BroadChain News, April 28 - Tianfeng International Securities analyst Ming-Chi Kuo disclosed that OpenAI is collaborating with MediaTek and Qualcomm to develop a mobile phone processor, with Luxshare Precision as the exclusive manufacturer, expected to begin mass production in 2028. Following the news, supply chain stock prices rose. Analysts began calculating the incremental orders for MediaTek, the optimization of Luxshare Precision's customer structure, and the licensing revenue from Qualcomm's baseband solutions. However, the core question remains: Why would a company that is not expected to turn a profit until 2030, with cumulative spending potentially reaching $115 billion, want to build a phone?
The subscription model is hitting a ceiling. OpenAI's 2025 ARR reached $20 billion, with 500 million weekly active users on ChatGPT, but a Deutsche Bank report shows only about 5% of users pay. Even the $200/month Pro subscription is losing money, with total spending in 2025 around $9 billion, and 70% of revenue consumed by server costs. More critically, the European paying user base nearly stalled in the second half of 2025. The problem with the subscription model is that costs grow linearly with user numbers, while revenue peaks prematurely.
Both advertising and enterprise services are equally crowded. OpenAI has started testing ads and hired a monetization expert from Meta, but faces Google's trillion-dollar moat in search advertising. Enterprise service revenue accounts for over 40%, but Anthropic's programming tools have an annualized revenue of $30 billion, with its valuation once surpassing OpenAI. The third path is hardware. OpenAI CFO Sarah Friar stated bluntly: "Hardware will be the next layer of value creation for ChatGPT, driving user upgrades and subscription growth."
Hardware is essentially an outlet for financial anxiety. A phone bundled with a ChatGPT subscription means users automatically pay monthly upon purchase, without needing to manually upgrade.
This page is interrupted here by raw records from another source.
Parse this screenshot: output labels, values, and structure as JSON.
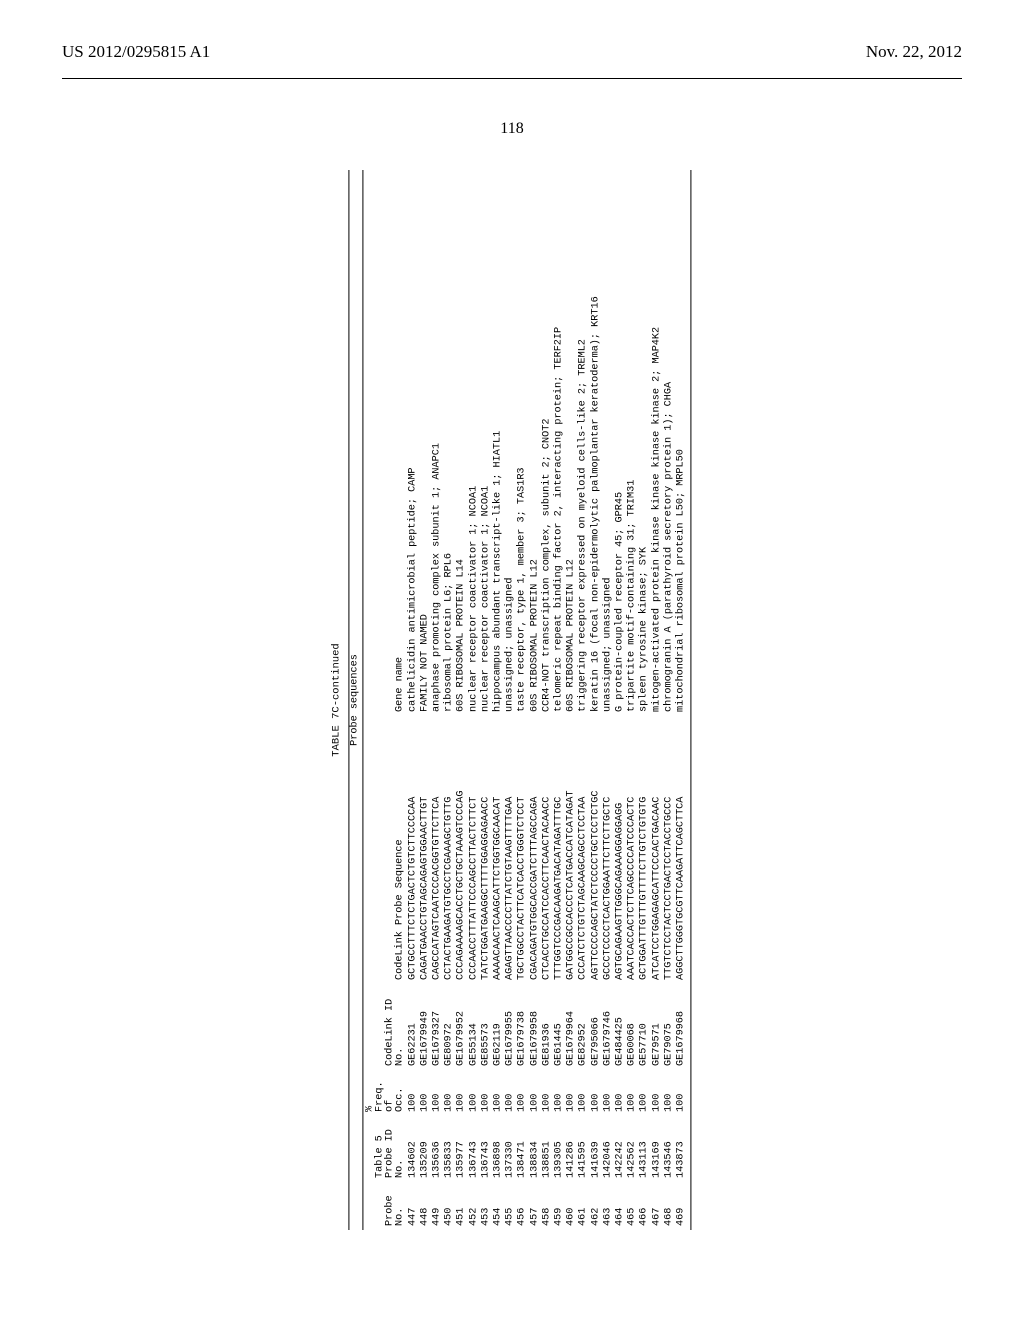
{
  "header": {
    "left": "US 2012/0295815 A1",
    "right": "Nov. 22, 2012",
    "page_number": "118"
  },
  "table": {
    "caption": "TABLE 7C-continued",
    "subtitle": "Probe sequences",
    "columns": {
      "probe_no": [
        "Probe",
        "No."
      ],
      "table5_probe_id": [
        "Table 5",
        "Probe ID",
        "No."
      ],
      "freq_pct": [
        "%",
        "Freq.",
        "of",
        "Occ."
      ],
      "codelink_id": [
        "CodeLink ID",
        "No."
      ],
      "codelink_seq": "CodeLink Probe Sequence",
      "gene_name": "Gene name"
    },
    "rows": [
      {
        "probe_no": 447,
        "t5": 134602,
        "freq": 100,
        "code": "GE62231",
        "seq": "GCTGCCTTTCTCTGACTCTGTCTTCCCCAA",
        "gene": "cathelicidin antimicrobial peptide; CAMP"
      },
      {
        "probe_no": 448,
        "t5": 135209,
        "freq": 100,
        "code": "GE1679949",
        "seq": "CAGATGAACCTGTAGCAGAGTGGAACTTGT",
        "gene": "FAMILY NOT NAMED"
      },
      {
        "probe_no": 449,
        "t5": 135636,
        "freq": 100,
        "code": "GE1679327",
        "seq": "CAGCCATAGTCAATCCCACGGTGTTCTTCA",
        "gene": "anaphase promoting complex subunit 1; ANAPC1"
      },
      {
        "probe_no": 450,
        "t5": 135833,
        "freq": 100,
        "code": "GE80972",
        "seq": "CCTACTGAAGATGTGCCTCGAAAGCTGTTG",
        "gene": "ribosomal protein L6; RPL6"
      },
      {
        "probe_no": 451,
        "t5": 135977,
        "freq": 100,
        "code": "GE1679952",
        "seq": "CCCAGAAAAGCACCTGCTGCTAAAGTCCCAG",
        "gene": "60S RIBOSOMAL PROTEIN L14"
      },
      {
        "probe_no": 452,
        "t5": 136743,
        "freq": 100,
        "code": "GE55134",
        "seq": "CCCAACCTTTATTCCCAGCCTTACTCTTCT",
        "gene": "nuclear receptor coactivator 1; NCOA1"
      },
      {
        "probe_no": 453,
        "t5": 136743,
        "freq": 100,
        "code": "GE85573",
        "seq": "TATCTGGATGAAGGCTTTTGGAGGAGAACC",
        "gene": "nuclear receptor coactivator 1; NCOA1"
      },
      {
        "probe_no": 454,
        "t5": 136898,
        "freq": 100,
        "code": "GE62119",
        "seq": "AAAACAACTCAAGCATTCTGGTGGCAACAT",
        "gene": "hippocampus abundant transcript-like 1; HIATL1"
      },
      {
        "probe_no": 455,
        "t5": 137330,
        "freq": 100,
        "code": "GE1679955",
        "seq": "AGAGTTAACCCCTTATCTGTAAGTTTTGAA",
        "gene": "unassigned; unassigned"
      },
      {
        "probe_no": 456,
        "t5": 138471,
        "freq": 100,
        "code": "GE1679738",
        "seq": "TGCTGGCCTACTTCATCACCTGGGTCTCCT",
        "gene": "taste receptor, type 1, member 3; TAS1R3"
      },
      {
        "probe_no": 457,
        "t5": 138834,
        "freq": 100,
        "code": "GE1679958",
        "seq": "CGACAGATGTGGCACCGATCTTTAGCCAGA",
        "gene": "60S RIBOSOMAL PROTEIN L12"
      },
      {
        "probe_no": 458,
        "t5": 138851,
        "freq": 100,
        "code": "GE81936",
        "seq": "CTCACCTGCCATCCACCTTCAACTACAACC",
        "gene": "CCR4-NOT transcription complex, subunit 2; CNOT2"
      },
      {
        "probe_no": 459,
        "t5": 139305,
        "freq": 100,
        "code": "GE61445",
        "seq": "TTTGGTCCCGACAAGATGACATAGATTTGC",
        "gene": "telomeric repeat binding factor 2, interacting protein; TERF2IP"
      },
      {
        "probe_no": 460,
        "t5": 141286,
        "freq": 100,
        "code": "GE1679964",
        "seq": "GATGGCCGCCACCCTCATGACCATCATAGAT",
        "gene": "60S RIBOSOMAL PROTEIN L12"
      },
      {
        "probe_no": 461,
        "t5": 141595,
        "freq": 100,
        "code": "GE82952",
        "seq": "CCCATCTCTGTCTAGCAAGCAGCCTCCTAA",
        "gene": "triggering receptor expressed on myeloid cells-like 2; TREML2"
      },
      {
        "probe_no": 462,
        "t5": 141639,
        "freq": 100,
        "code": "GE795066",
        "seq": "AGTTCCCCAGCTATCTCCCCTGCTCCTCTGC",
        "gene": "keratin 16 (focal non-epidermolytic palmoplantar keratoderma); KRT16"
      },
      {
        "probe_no": 463,
        "t5": 142046,
        "freq": 100,
        "code": "GE1679746",
        "seq": "GCCCTCCCCTCACTGGAATTCTTCTTGCTC",
        "gene": "unassigned; unassigned"
      },
      {
        "probe_no": 464,
        "t5": 142242,
        "freq": 100,
        "code": "GE484425",
        "seq": "AGTGCAGAAGTTGGGCAGAAAGGAGGAGG",
        "gene": "G protein-coupled receptor 45; GPR45"
      },
      {
        "probe_no": 465,
        "t5": 142562,
        "freq": 100,
        "code": "GE60068",
        "seq": "AAATCACCACTCTTCAGCCCCATCCCACTC",
        "gene": "tripartite motif-containing 31; TRIM31"
      },
      {
        "probe_no": 466,
        "t5": 143113,
        "freq": 100,
        "code": "GE57710",
        "seq": "GCTGGATTTGTTTGTTTTCTTGTCTGTGTG",
        "gene": "spleen tyrosine kinase; SYK"
      },
      {
        "probe_no": 467,
        "t5": 143169,
        "freq": 100,
        "code": "GE79571",
        "seq": "ATCATCCTGGAGAGCATTCCCACTGACAAC",
        "gene": "mitogen-activated protein kinase kinase kinase kinase 2; MAP4K2"
      },
      {
        "probe_no": 468,
        "t5": 143546,
        "freq": 100,
        "code": "GE79075",
        "seq": "TTGTCTCCTACTCCTGACTCCTACCTGCCC",
        "gene": "chromogranin A (parathyroid secretory protein 1); CHGA"
      },
      {
        "probe_no": 469,
        "t5": 143873,
        "freq": 100,
        "code": "GE1679968",
        "seq": "AGGCTTGGGTGCGTTCAAGATTCAGCTTCA",
        "gene": "mitochondrial ribosomal protein L50; MRPL50"
      }
    ]
  }
}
This is similar to the logic of iPhone bundling iCloud storage. While Ming-Chi Kuo's narrative of AI agents redefining phones is a technical story, the underlying driver is more pragmatic: OpenAI needs new monetization channels to fill a nearly $10 billion annual gap. Before its planned IPO at a trillion-dollar valuation in Q4 2026, it must tell Wall Street a growth story beyond "models getting stronger." With billions of phones sold globally each year, even capturing a small slice could significantly boost the revenue curve.
The historical lessons of AI hardware are clear. Humane AI Pin raised $230 million, priced at $699 with a $24 monthly fee, but shipped fewer than 10,000 units. Whether OpenAI can avoid repeating these mistakes depends on its ability to turn technical narratives into a sustainable business model.